Mr Taylor: How did your cost-benefit go for the NBN?
Mr DICK: I will take the interjection from the genius at the despatch box, the member for Hume. We're now
getting lectures about how great the NBN is and how much the government is to be congratulated. I have heard it
all. I have heard the minister and future leader ranting and raving about how the regional communities which she
allegedly represents have never been so lucky as under the NBN and that they should be grateful for an inferior
service, delays and inferior delivery—
The DEPUTY SPEAKER: I remind the member to come back to the subject of the legislation or I will sit him
down.
Mr DICK: I was just taking the interjections from the minister at the table, but I'll continue. Thank you for your
protection. The committee recommended:
a cost-benefit analysis. In the event that a cost-benefit analysis does not identify a net benefit from the proposed
order, the Finance Minister should require the relevant minister to explain the grounds on which the order should
be made.
So I ask—through you, Mr Deputy Speaker—the assistant minister at the table: where's the cost-benefit analysis
for this bill? If he would like to jump up now and table it, I will yield the balance of my time to the government.
If he can jump up now and provide that, I will remain silent.
Mr Taylor: It's not a project. It's not a project; it's a policy.
Mr DICK: He's just yelling out now, 'It doesn't exist and we don't have to provide one. We don't have to answer
to regional Australia.' I say government should answer when legislation and proposals are put on the table. He
claims that the government knows best. Well, we on this side know from listening to our communities, from
listening to regional and remote Australia, that they are being badly let down by this government. They are being
badly neglected by a government and, let's face it, by a Deputy Prime Minister that we don't even know should
even be in this parliament.
Mr Taylor: The guardians of rural Australia!
Mr DICK: The assistant minister is still interjecting, Mr Deputy Speaker Irons—defying you, defying everyone
else. But, then, we know arrogance is a sign of this government. From listening to them today and listening to
them speaking about this bill—not providing evidence about what the benefits are, certainly not providing a costbenefit
analysis—we know that, when it comes to delivering for regional and rural Australians, they talk big,
they talk a big game, but they deliver very, very little.

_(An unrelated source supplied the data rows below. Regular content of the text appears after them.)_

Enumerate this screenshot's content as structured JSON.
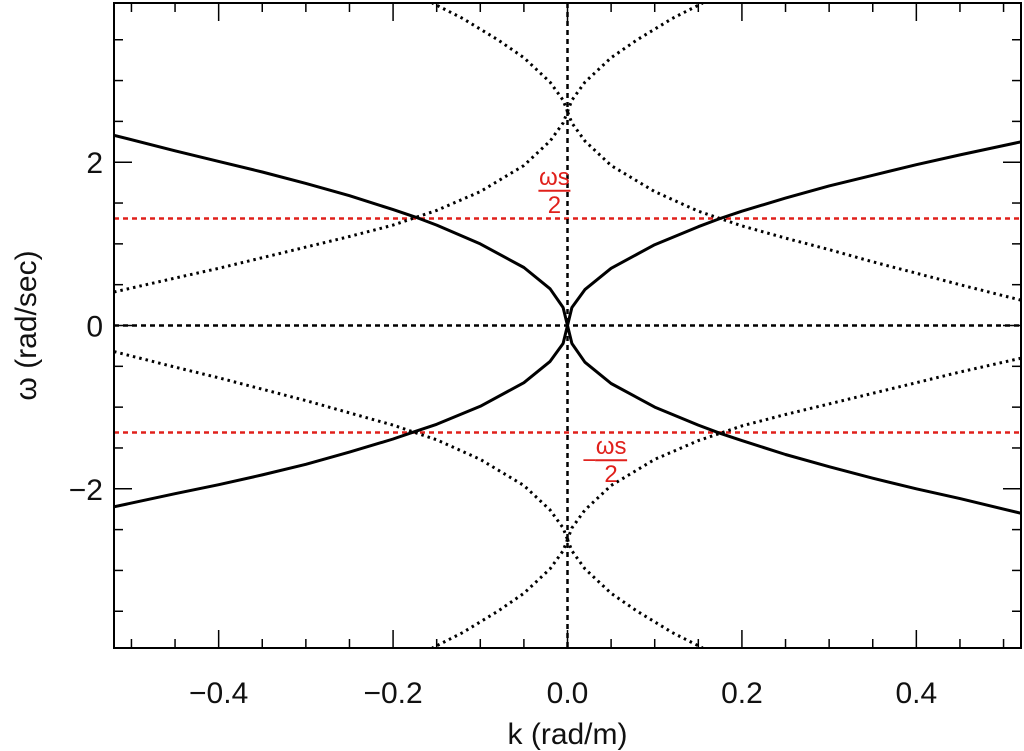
{
  "chart_data": {
    "type": "line",
    "title": "",
    "xlabel": "k (rad/m)",
    "ylabel": "ω (rad/sec)",
    "xlim": [
      -0.52,
      0.52
    ],
    "ylim": [
      -3.95,
      3.95
    ],
    "x_ticks": [
      -0.4,
      -0.2,
      0.0,
      0.2,
      0.4
    ],
    "x_tick_labels": [
      "−0.4",
      "−0.2",
      "0.0",
      "0.2",
      "0.4"
    ],
    "y_ticks": [
      -2,
      0,
      2
    ],
    "y_tick_labels": [
      "−2",
      "0",
      "2"
    ],
    "grid": false,
    "legend": "none",
    "series": [
      {
        "style": "solid",
        "color": "#000000",
        "x": [
          0.52,
          0.45,
          0.4,
          0.35,
          0.3,
          0.25,
          0.2,
          0.175,
          0.15,
          0.1,
          0.05,
          0.02,
          0.005,
          0.0
        ],
        "y": [
          2.25,
          2.09,
          1.97,
          1.84,
          1.71,
          1.56,
          1.4,
          1.31,
          1.21,
          0.99,
          0.7,
          0.44,
          0.22,
          0.0
        ]
      },
      {
        "style": "solid",
        "color": "#000000",
        "x": [
          -0.52,
          -0.45,
          -0.4,
          -0.35,
          -0.3,
          -0.25,
          -0.2,
          -0.175,
          -0.15,
          -0.1,
          -0.05,
          -0.02,
          -0.005,
          0.0
        ],
        "y": [
          2.33,
          2.14,
          2.01,
          1.88,
          1.74,
          1.59,
          1.42,
          1.33,
          1.23,
          1.0,
          0.71,
          0.45,
          0.22,
          0.0
        ]
      },
      {
        "style": "solid",
        "color": "#000000",
        "x": [
          0.52,
          0.45,
          0.4,
          0.35,
          0.3,
          0.25,
          0.2,
          0.175,
          0.15,
          0.1,
          0.05,
          0.02,
          0.005,
          0.0
        ],
        "y": [
          -2.3,
          -2.12,
          -2.0,
          -1.87,
          -1.73,
          -1.58,
          -1.41,
          -1.32,
          -1.22,
          -1.0,
          -0.71,
          -0.45,
          -0.22,
          0.0
        ]
      },
      {
        "style": "solid",
        "color": "#000000",
        "x": [
          -0.52,
          -0.45,
          -0.4,
          -0.35,
          -0.3,
          -0.25,
          -0.2,
          -0.175,
          -0.15,
          -0.1,
          -0.05,
          -0.02,
          -0.005,
          0.0
        ],
        "y": [
          -2.22,
          -2.06,
          -1.95,
          -1.83,
          -1.7,
          -1.55,
          -1.39,
          -1.3,
          -1.21,
          -0.99,
          -0.7,
          -0.44,
          -0.22,
          0.0
        ]
      },
      {
        "style": "dotted",
        "color": "#000000",
        "x": [
          0.52,
          0.45,
          0.4,
          0.35,
          0.3,
          0.25,
          0.2,
          0.175,
          0.15,
          0.1,
          0.05,
          0.02,
          0.005,
          0.0
        ],
        "y": [
          0.31,
          0.5,
          0.64,
          0.78,
          0.93,
          1.07,
          1.22,
          1.31,
          1.4,
          1.64,
          1.96,
          2.26,
          2.48,
          2.62
        ]
      },
      {
        "style": "dotted",
        "color": "#000000",
        "x": [
          -0.52,
          -0.45,
          -0.4,
          -0.35,
          -0.3,
          -0.25,
          -0.2,
          -0.175,
          -0.15,
          -0.1,
          -0.05,
          -0.02,
          -0.005,
          0.0
        ],
        "y": [
          0.41,
          0.58,
          0.7,
          0.83,
          0.96,
          1.09,
          1.23,
          1.32,
          1.41,
          1.64,
          1.96,
          2.26,
          2.48,
          2.62
        ]
      },
      {
        "style": "dotted",
        "color": "#000000",
        "x": [
          0.52,
          0.45,
          0.4,
          0.35,
          0.3,
          0.25,
          0.2,
          0.175,
          0.15,
          0.1,
          0.05,
          0.02,
          0.005,
          0.0
        ],
        "y": [
          -0.4,
          -0.57,
          -0.7,
          -0.83,
          -0.96,
          -1.09,
          -1.23,
          -1.32,
          -1.41,
          -1.64,
          -1.96,
          -2.26,
          -2.48,
          -2.62
        ]
      },
      {
        "style": "dotted",
        "color": "#000000",
        "x": [
          -0.52,
          -0.45,
          -0.4,
          -0.35,
          -0.3,
          -0.25,
          -0.2,
          -0.175,
          -0.15,
          -0.1,
          -0.05,
          -0.02,
          -0.005,
          0.0
        ],
        "y": [
          -0.32,
          -0.51,
          -0.64,
          -0.78,
          -0.92,
          -1.07,
          -1.22,
          -1.31,
          -1.4,
          -1.64,
          -1.96,
          -2.26,
          -2.48,
          -2.62
        ]
      },
      {
        "style": "dotted",
        "color": "#000000",
        "x": [
          0.0,
          0.005,
          0.02,
          0.05,
          0.08,
          0.12,
          0.155
        ],
        "y": [
          2.62,
          2.76,
          2.98,
          3.28,
          3.5,
          3.76,
          3.95
        ]
      },
      {
        "style": "dotted",
        "color": "#000000",
        "x": [
          0.0,
          -0.005,
          -0.02,
          -0.05,
          -0.08,
          -0.12,
          -0.155
        ],
        "y": [
          2.62,
          2.76,
          2.98,
          3.28,
          3.5,
          3.76,
          3.95
        ]
      },
      {
        "style": "dotted",
        "color": "#000000",
        "x": [
          0.0,
          0.005,
          0.02,
          0.05,
          0.08,
          0.12,
          0.155
        ],
        "y": [
          -2.62,
          -2.76,
          -2.98,
          -3.28,
          -3.5,
          -3.76,
          -3.95
        ]
      },
      {
        "style": "dotted",
        "color": "#000000",
        "x": [
          0.0,
          -0.005,
          -0.02,
          -0.05,
          -0.08,
          -0.12,
          -0.155
        ],
        "y": [
          -2.62,
          -2.76,
          -2.98,
          -3.28,
          -3.5,
          -3.76,
          -3.95
        ]
      }
    ],
    "reference_lines": [
      {
        "orientation": "horizontal",
        "value": 1.31,
        "style": "dashed",
        "color": "#e0201b"
      },
      {
        "orientation": "horizontal",
        "value": -1.31,
        "style": "dashed",
        "color": "#e0201b"
      },
      {
        "orientation": "horizontal",
        "value": 0,
        "style": "dashed",
        "color": "#000000"
      },
      {
        "orientation": "vertical",
        "value": 0,
        "style": "dashed",
        "color": "#000000"
      }
    ],
    "annotations": [
      {
        "numerator": "ωs",
        "denominator": "2",
        "sign": "",
        "x": -0.015,
        "y": 1.65,
        "color": "#e0201b"
      },
      {
        "numerator": "ωs",
        "denominator": "2",
        "sign": "−",
        "x": 0.05,
        "y": -1.65,
        "color": "#e0201b"
      }
    ]
  }
}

We know, when it comes to delivering for those on the ground, including my own home state, this government
simply cannot be trusted—a bit like a Deputy Prime Minister unable to fill in basic forms, and no-one is able to
determine whether he should be the responsible minister. It will be interesting to note whether he comes into this
parliament and actually makes announcements. We know he's gone into some sort of witness protection program.
But we know that this bill is nothing more than the pork barrel that the government has been continuing on, and
we will continue to expose that every single time.